今の安倍内閣のやり方は、過去の日本がたどった道です。
戦前の日本では、「聖戦を行う神国・日本」「神風が吹いて日本は必ず勝つ」と教えられていました。
しかし、日本の町は焦土と化し、民間人が犠牲になりました。
私の母は、「いつの間にか戦争が始まって、いつの間にか火の粉が降ってくるようになった」と言っていました。

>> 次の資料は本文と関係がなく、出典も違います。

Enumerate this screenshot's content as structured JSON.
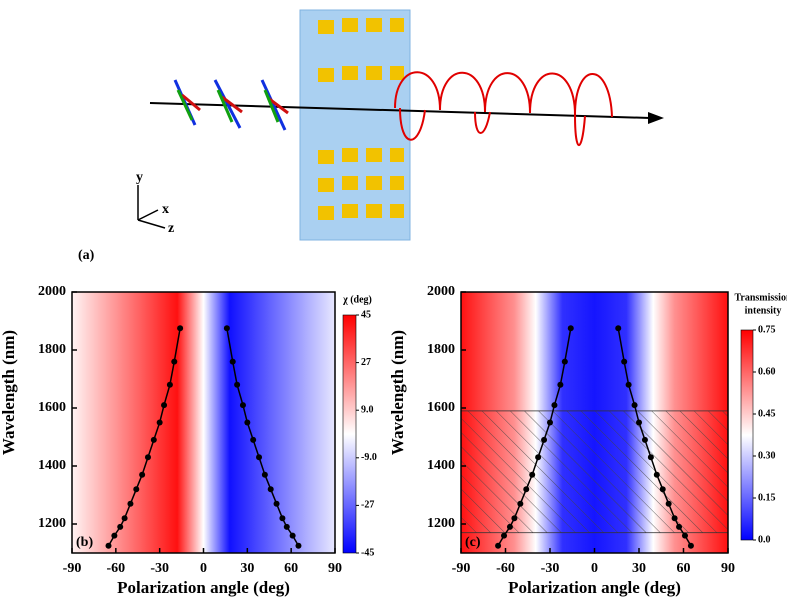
{
  "illustration": {
    "label": "(a)",
    "axes": [
      "y",
      "x",
      "z"
    ]
  },
  "chart_data": [
    {
      "type": "heatmap",
      "panel": "(b)",
      "xlabel": "Polarization angle (deg)",
      "ylabel": "Wavelength (nm)",
      "xlim": [
        -90,
        90
      ],
      "xticks": [
        -90,
        -60,
        -30,
        0,
        30,
        60,
        90
      ],
      "ylim": [
        1100,
        2000
      ],
      "yticks": [
        1200,
        1400,
        1600,
        1800,
        2000
      ],
      "colorbar": {
        "title": "χ (deg)",
        "lim": [
          -45,
          45
        ],
        "ticks": [
          45,
          27,
          {
            "value": 9,
            "label": "9.0"
          },
          {
            "value": -9,
            "label": "-9.0"
          },
          -27,
          -45
        ],
        "colors": [
          "#0000ff",
          "#ffffff",
          "#ff0000"
        ]
      },
      "series": [
        {
          "color": "#000000",
          "x": [
            -65,
            -61,
            -57,
            -54,
            -50,
            -46,
            -42,
            -38,
            -34,
            -30,
            -27,
            -23,
            -20,
            -16
          ],
          "values": [
            1125,
            1160,
            1190,
            1220,
            1270,
            1320,
            1370,
            1430,
            1490,
            1550,
            1610,
            1680,
            1760,
            1875
          ]
        },
        {
          "color": "#000000",
          "x": [
            65,
            61,
            57,
            54,
            50,
            46,
            42,
            38,
            34,
            30,
            27,
            23,
            20,
            16
          ],
          "values": [
            1125,
            1160,
            1190,
            1220,
            1270,
            1320,
            1370,
            1430,
            1490,
            1550,
            1610,
            1680,
            1760,
            1875
          ]
        }
      ]
    },
    {
      "type": "heatmap",
      "panel": "(c)",
      "xlabel": "Polarization angle (deg)",
      "ylabel": "Wavelength (nm)",
      "xlim": [
        -90,
        90
      ],
      "xticks": [
        -90,
        -60,
        -30,
        0,
        30,
        60,
        90
      ],
      "ylim": [
        1100,
        2000
      ],
      "yticks": [
        1200,
        1400,
        1600,
        1800,
        2000
      ],
      "hatch_region": [
        1170,
        1590
      ],
      "colorbar": {
        "title": [
          "Transmission",
          "intensity"
        ],
        "lim": [
          0,
          0.75
        ],
        "ticks": [
          0.75,
          {
            "value": 0.6,
            "label": "0.60"
          },
          0.45,
          {
            "value": 0.3,
            "label": "0.30"
          },
          0.15,
          {
            "value": 0,
            "label": "0.0"
          }
        ],
        "colors": [
          "#0000ff",
          "#ffffff",
          "#ff0000"
        ]
      },
      "series": [
        {
          "color": "#000000",
          "x": [
            -65,
            -61,
            -57,
            -54,
            -50,
            -46,
            -42,
            -38,
            -34,
            -30,
            -27,
            -23,
            -20,
            -16
          ],
          "values": [
            1125,
            1160,
            1190,
            1220,
            1270,
            1320,
            1370,
            1430,
            1490,
            1550,
            1610,
            1680,
            1760,
            1875
          ]
        },
        {
          "color": "#000000",
          "x": [
            65,
            61,
            57,
            54,
            50,
            46,
            42,
            38,
            34,
            30,
            27,
            23,
            20,
            16
          ],
          "values": [
            1125,
            1160,
            1190,
            1220,
            1270,
            1320,
            1370,
            1430,
            1490,
            1550,
            1610,
            1680,
            1760,
            1875
          ]
        }
      ]
    }
  ]
}
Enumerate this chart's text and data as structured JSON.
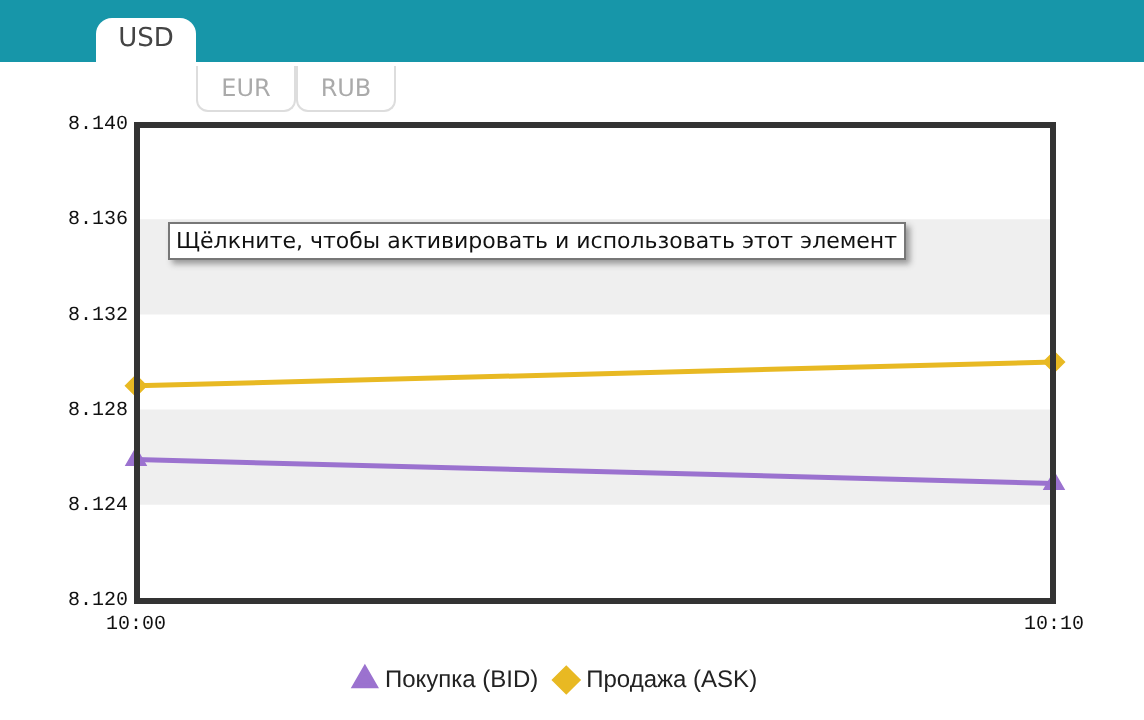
{
  "chart_data": {
    "type": "line",
    "title": "USD",
    "annotations": [
      "EUR",
      "RUB",
      "Щёлкните, чтобы активировать и использовать этот элемент"
    ],
    "categories": [
      "10:00",
      "10:10"
    ],
    "series": [
      {
        "name": "Покупка (BID)",
        "color": "#9b72cf",
        "values": [
          8.1259,
          8.1249
        ],
        "marker": "triangle"
      },
      {
        "name": "Продажа (ASK)",
        "color": "#e8b923",
        "values": [
          8.129,
          8.13
        ],
        "marker": "diamond"
      }
    ],
    "ylim": [
      8.12,
      8.14
    ],
    "yticks": [
      {
        "value": 8.12,
        "label": "8.120"
      },
      {
        "value": 8.124,
        "label": "8.124"
      },
      {
        "value": 8.128,
        "label": "8.128"
      },
      {
        "value": 8.132,
        "label": "8.132"
      },
      {
        "value": 8.136,
        "label": "8.136"
      },
      {
        "value": 8.14,
        "label": "8.140"
      }
    ],
    "bands": [
      {
        "axis": "y",
        "from": 8.124,
        "to": 8.128,
        "color": "#efefef"
      },
      {
        "axis": "y",
        "from": 8.132,
        "to": 8.136,
        "color": "#efefef"
      }
    ],
    "grid": false,
    "legend": "bottom",
    "line_style": "solid"
  }
}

何も知らされないまま国民は戦争に動員された、と思いました。
戦争が恐ろしいのは、その本質が隠蔽される事です。
安倍首相がパネルで説明する集団的自衛権の類型は、きれいな面ばかりを見せています。
もし集団的自衛権の行使を認めたら、自衛隊に死者が出るかもしれないし、日本の基地が狙われる可能性も出てきます。
○ ジャーナリスト・木村元彦さんの話
私は25年前から、東欧の民族問題を取材してきました。
旧ユーゴスラビアの民族紛争では、1999年にNATO軍はアメリカ主導でコソボを空爆しました。
この空爆の狙いは、「コソボにあるアメリカ軍基地の確保」で、正当性は無かったのです。
日本が集団的自衛権の行使を認めれば、アメリカの大義なき戦争にも巻き込まれます。
民族紛争では、民族の数だけ主張があり、見る角度を変えれば正義も変わります。
私が取材をした時は、日本のジャーナリストだと名乗れば、どの民族も温かく迎えてくれました。
「日本は戦争をしない国だ」と、彼らはよく知っていた。
安倍内閣は、海外の人たちの「日本は戦争をしない」という信頼を(日本の宝物を)、棄てようとしています。
武力を使う範囲は、戦場では限定できません。
このままでは、なし崩しになるでしょう。
閣議決定だけで憲法を変えることも、問題です。
政権の判断で憲法を変えれば、司法が根底から揺らぎます。